Si les premières peintures de Jean-Pierre Rodrigo (les Façades, 1976) se présentaient déjà sous la forme de variations sur un thème, c’est plus tardivement, avec l’évocation du Don Quichotte de Cervantes, que leur nombre s’élargit et se répartit en plusieurs séries de peintures successives rassemblées en une suite synthétique (les Molinos). Disséminés dans un espace vibrant semi-abstrait, les moulins transfigurés en signes scandent de leur présence insolite la désolation magistrale du paysage de la Mancha. C’est à partir de ce motif rythmique que Rodrigo conçoit la présentation matérielle de l’œuvre comme un ensemble de multiples. Non seulement comme une « série » thématique, telle que le vingtième siècle en aura développé l’expression avec plusieurs de ses créateurs célèbres, mais aussi comme une « suite » évolutive, extrapolant diverses projections possibles sur un même sujet.

La suite dénommée Toledo (Tolède), commencée en 2020, est typiquement représentative de la méthode de Rodrigo. La construction des peintures qui la composent, leurs couleurs, l‘organisation de leurs lignes de force et de leur dynamique prennent toutes pour origine une même toile du Greco représentant la ville de Tolède où son auteur s’était établi au mitan de sa vie (Vue de Tolède, réalisée entre 1597 et 1599). Cette peinture initiale se distingue par la déchirure tragique de son ciel (Picasso l’introduit dans la partie supérieure de ses Demoiselles d’Avignon) dominant un relief de collines enserrées où la ville se glisse comme une apparition, dans une homogénéité chromatique grevée de trouées saisissantes. C’est un paysage cruel qui saute aux yeux, un des plus notoires de la Renaissance, préfigurant la franchise expressive des créateurs de la modernité.
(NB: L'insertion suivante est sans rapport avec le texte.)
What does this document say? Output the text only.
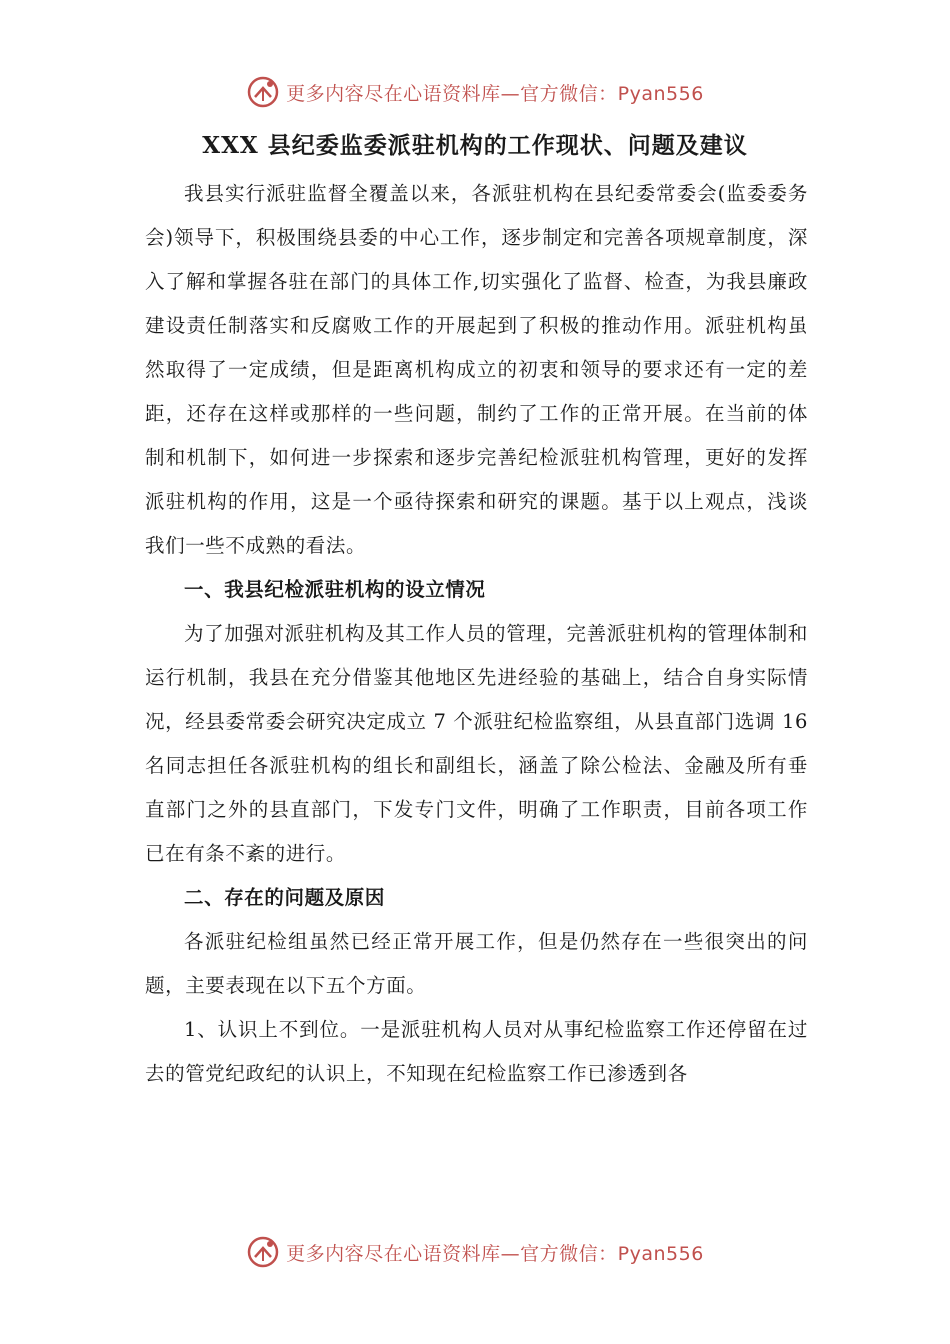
更多内容尽在心语资料库—官方微信：Pyan556
XXX 县纪委监委派驻机构的工作现状、问题及建议

我县实行派驻监督全覆盖以来，各派驻机构在县纪委常委会(监委委务会)领导下，积极围绕县委的中心工作，逐步制定和完善各项规章制度，深入了解和掌握各驻在部门的具体工作,切实强化了监督、检查，为我县廉政建设责任制落实和反腐败工作的开展起到了积极的推动作用。派驻机构虽然取得了一定成绩，但是距离机构成立的初衷和领导的要求还有一定的差距，还存在这样或那样的一些问题，制约了工作的正常开展。在当前的体制和机制下，如何进一步探索和逐步完善纪检派驻机构管理，更好的发挥派驻机构的作用，这是一个亟待探索和研究的课题。基于以上观点，浅谈我们一些不成熟的看法。

一、我县纪检派驻机构的设立情况

为了加强对派驻机构及其工作人员的管理，完善派驻机构的管理体制和运行机制，我县在充分借鉴其他地区先进经验的基础上，结合自身实际情况，经县委常委会研究决定成立 7 个派驻纪检监察组，从县直部门选调 16 名同志担任各派驻机构的组长和副组长，涵盖了除公检法、金融及所有垂直部门之外的县直部门，下发专门文件，明确了工作职责，目前各项工作已在有条不紊的进行。

二、存在的问题及原因

各派驻纪检组虽然已经正常开展工作，但是仍然存在一些很突出的问题，主要表现在以下五个方面。

1、认识上不到位。一是派驻机构人员对从事纪检监察工作还停留在过去的管党纪政纪的认识上，不知现在纪检监察工作已渗透到各

更多内容尽在心语资料库—官方微信：Pyan556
Plus effrénée et plus souple, la suite Toledo à laquelle il donne lieu est diversement structurée par l’impulsion jazzy du mouvement qui l’anime. La répartition disruptive des vides et des pleins, des lignes et des surfaces, la vitalisation des tons rompus en regard des tons bruts, les riches traitements de textures, de trames et de tracés : tous éléments du langage gestuel de Jean-Pierre Rodrigo où le mouvement vient heurter la stabilité de la composition, sont mis en évidence avec maestria dans cette œuvre aux interprétations indéfiniment renouvelées. La gravité du sujet s’impose également par déperditions subites et touches allusives. La gestualité, portée par le ferment rapide et précis de l’exécution, réalise une œuvre oscillant entre enlèvement et vertige. Et c’est bien le sentiment qui s’appréhende devant le tableau initial du Greco. Son époque est celle des derniers temps de l’harmonie de l’homme avec la nature, juste avant le déferlement de la technique et le changement progressif de civilisation qui s’annonce.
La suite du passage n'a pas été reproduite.